Le monde ne vous connoist gueres,
S’il croit que les faveurs sont chez vous familieres :
Non pas que les heureux amans
Soient ny Phenix ni corbeaux blancs ;
Aussi ne sont-ce fourmilleres.
Ce que mon Livre en dit doit passer pour chansons.
J’ay servy des beautez de toutes les façons :
Qu’ay-je gagné ? trés-peu de chose ;
Rien.
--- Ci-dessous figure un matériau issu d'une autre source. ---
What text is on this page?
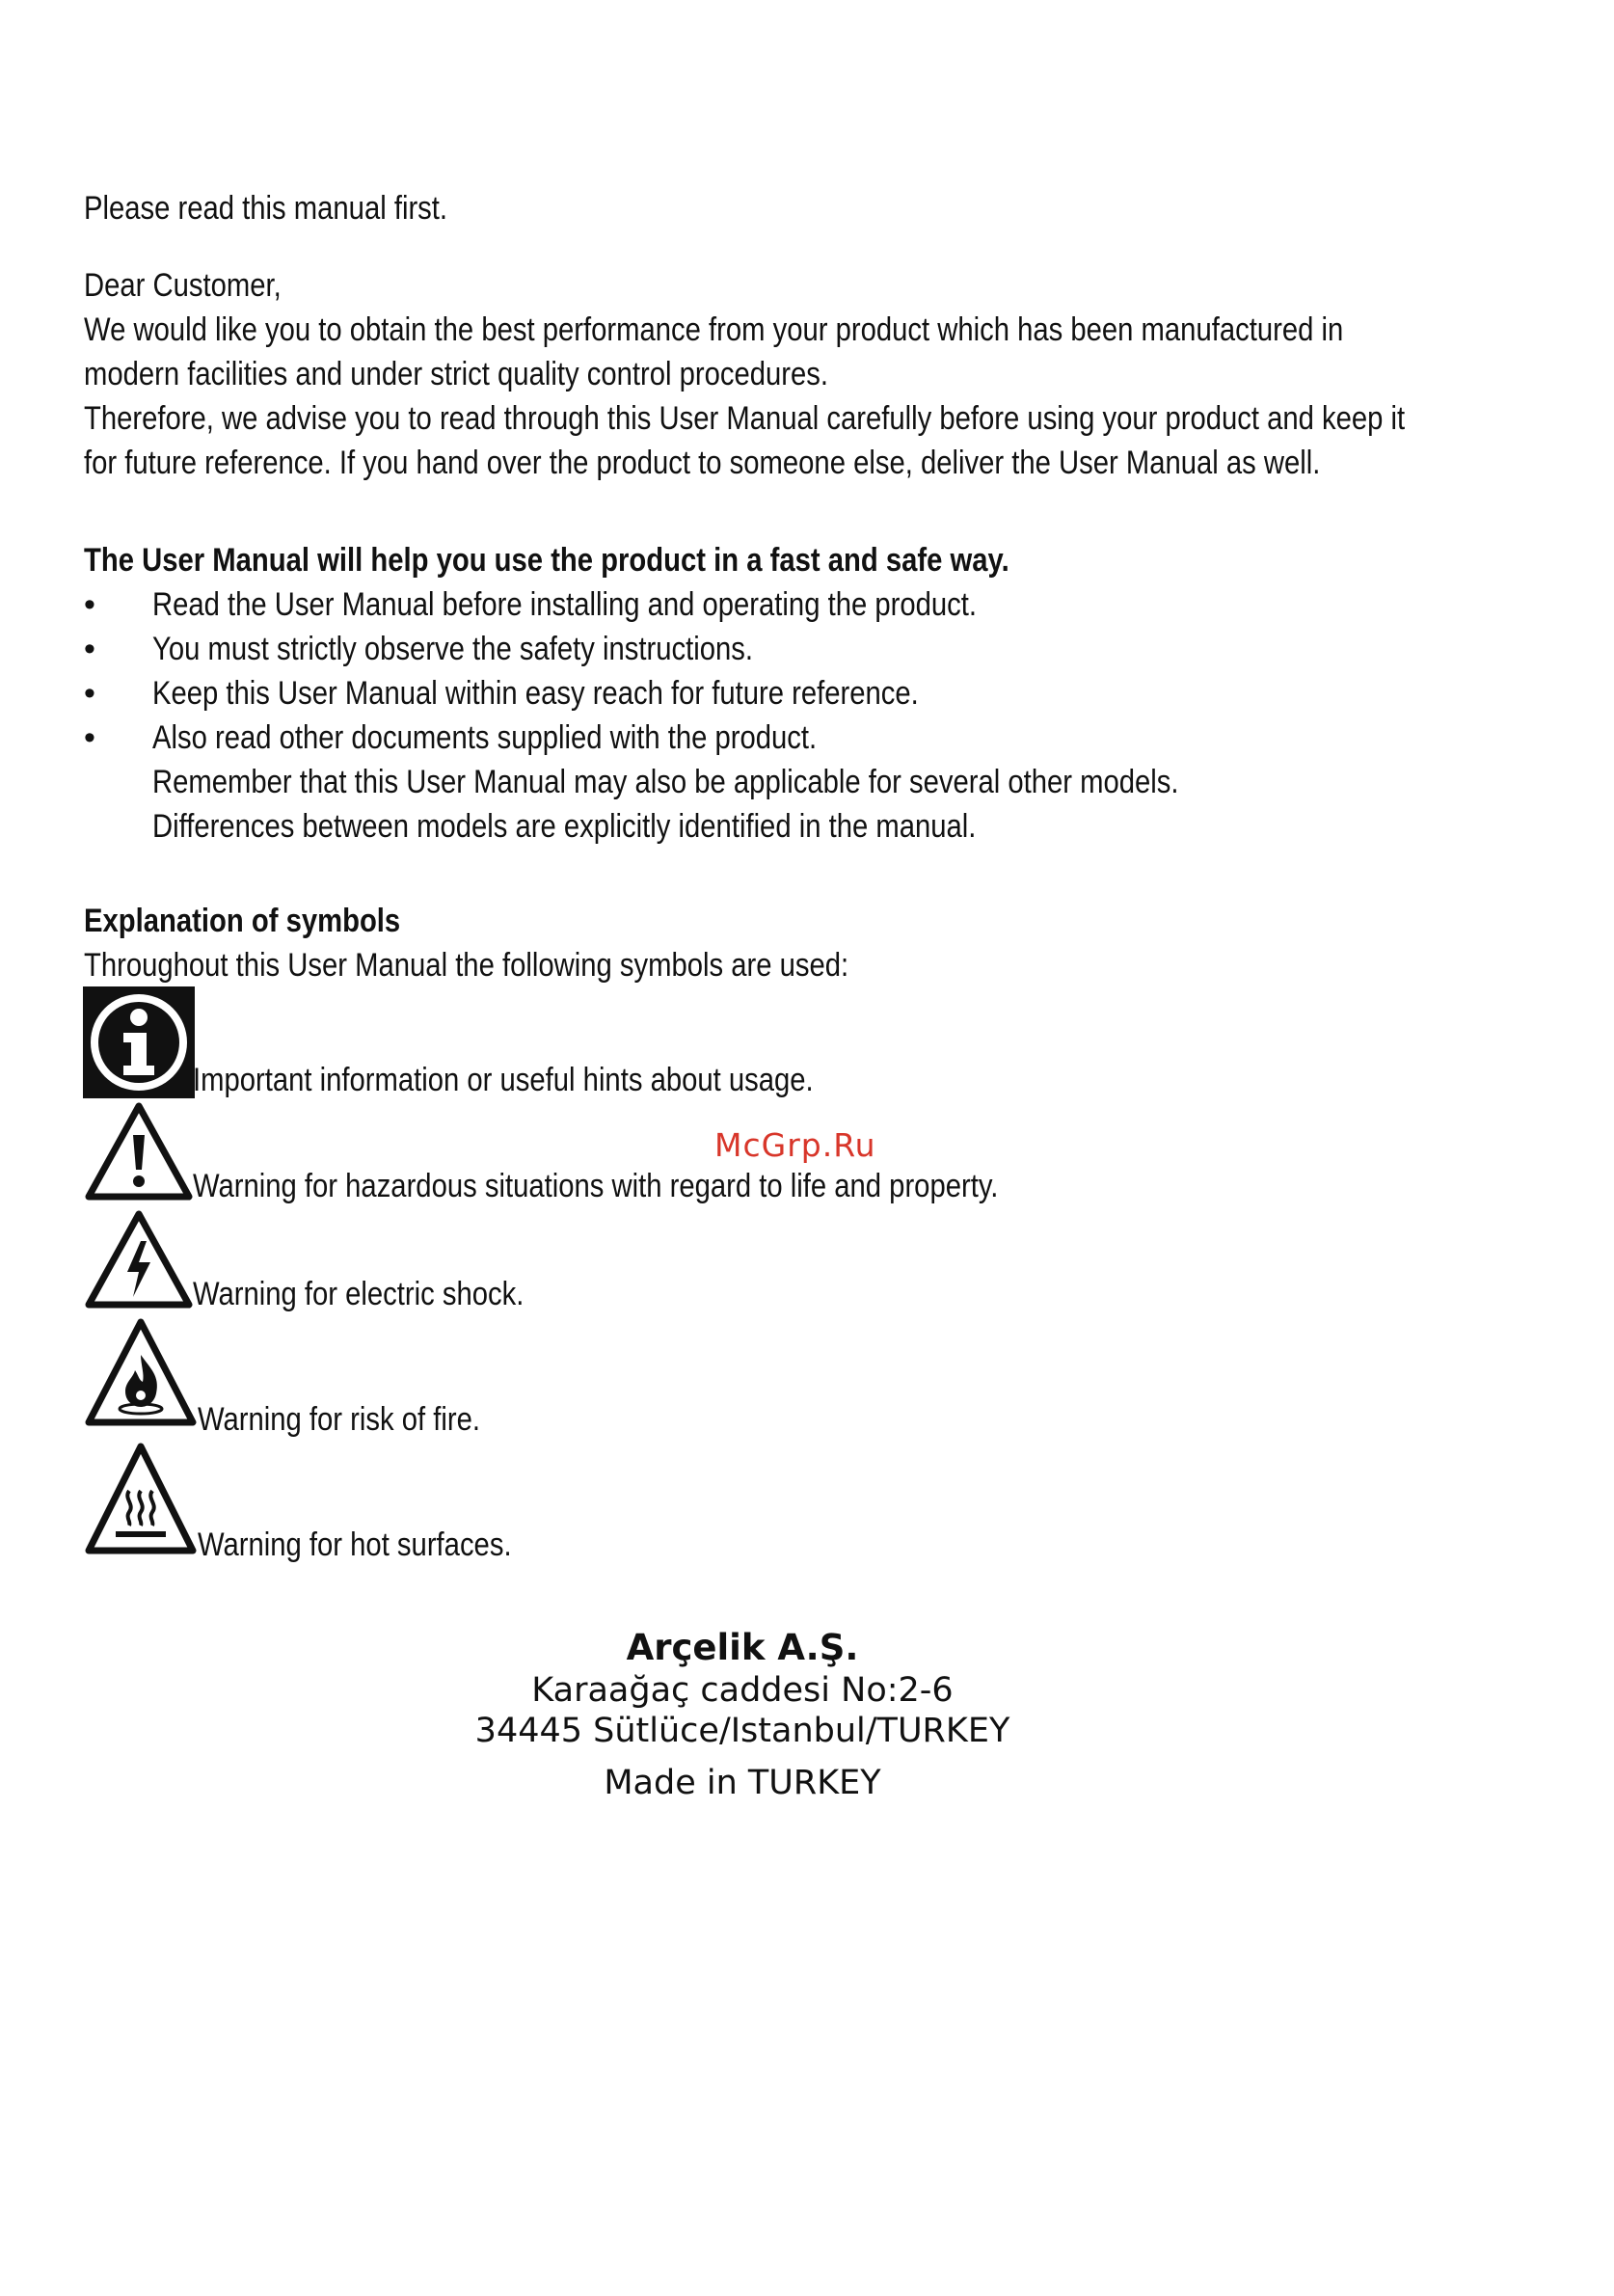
Please read this manual first.
Dear Customer,
We would like you to obtain the best performance from your product which has been manufactured in
modern facilities and under strict quality control procedures.
Therefore, we advise you to read through this User Manual carefully before using your product and keep it
for future reference. If you hand over the product to someone else, deliver the User Manual as well.
The User Manual will help you use the product in a fast and safe way.
• Read the User Manual before installing and operating the product.
• You must strictly observe the safety instructions.
• Keep this User Manual within easy reach for future reference.
• Also read other documents supplied with the product.
Remember that this User Manual may also be applicable for several other models.
Differences between models are explicitly identified in the manual.
Explanation of symbols
Throughout this User Manual the following symbols are used:
Important information or useful hints about usage.
Warning for hazardous situations with regard to life and property.
Warning for electric shock.
Warning for risk of fire.
Warning for hot surfaces.
McGrp.Ru
Arçelik A.Ş.
Karaağaç caddesi No:2-6
34445 Sütlüce/Istanbul/TURKEY
Made in TURKEY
Je m’aviserois sur le tard d’estre cause
Que la moindre de vous commist le moindre mal.
Contons ; mais contons bien ; c’est le point principal ;
C’est tout ; à cela prés, Censeurs, je vous conseille
De dormir comme moy sur l’une et l’autre oreille.
Censurez tant qu’il vous plaira
Mechans vers et phrases mechantes ;
Mais pour bons tours, laissez-les là ;
Ce sont choses indifferentes ;
Je n’y vois rien de perilleux.
Les meres, les maris, me prendront aux cheveux
Pour dix ou douze contes bleus !
Voyez un peu la belle affaire !
Ce que je n’ay pas fait, mon Livre iroit le faire !
Beau sexe, vous pouvez le lire en seureté ;
Mais je voudrois m’estre acquitté
De cette grace par avance.
Que puis-je faire en récompense ?
Un conte où l’on va voir vos appas triompher :
Nulle précaution ne les put étouffer.
Vous auriez surpassé le Printemps et l’Aurore
Dans l’esprit d’un garçon, si dés ses jeunes ans,
Outre l’éclat des Cieux, et les beautez des champs,
Il eust veu les vostres encore.
Aussi dés qu’il les vid il en sentit les coups ;
Vous surpassâtes tout ; il n’eut d’yeux que pour vous ;
Il laissa les palais : enfin vostre personne
Luy parut avoir plus d’attraits
Que n’en auroient à beaucoup prés
Tous les joyaux de la Couronne.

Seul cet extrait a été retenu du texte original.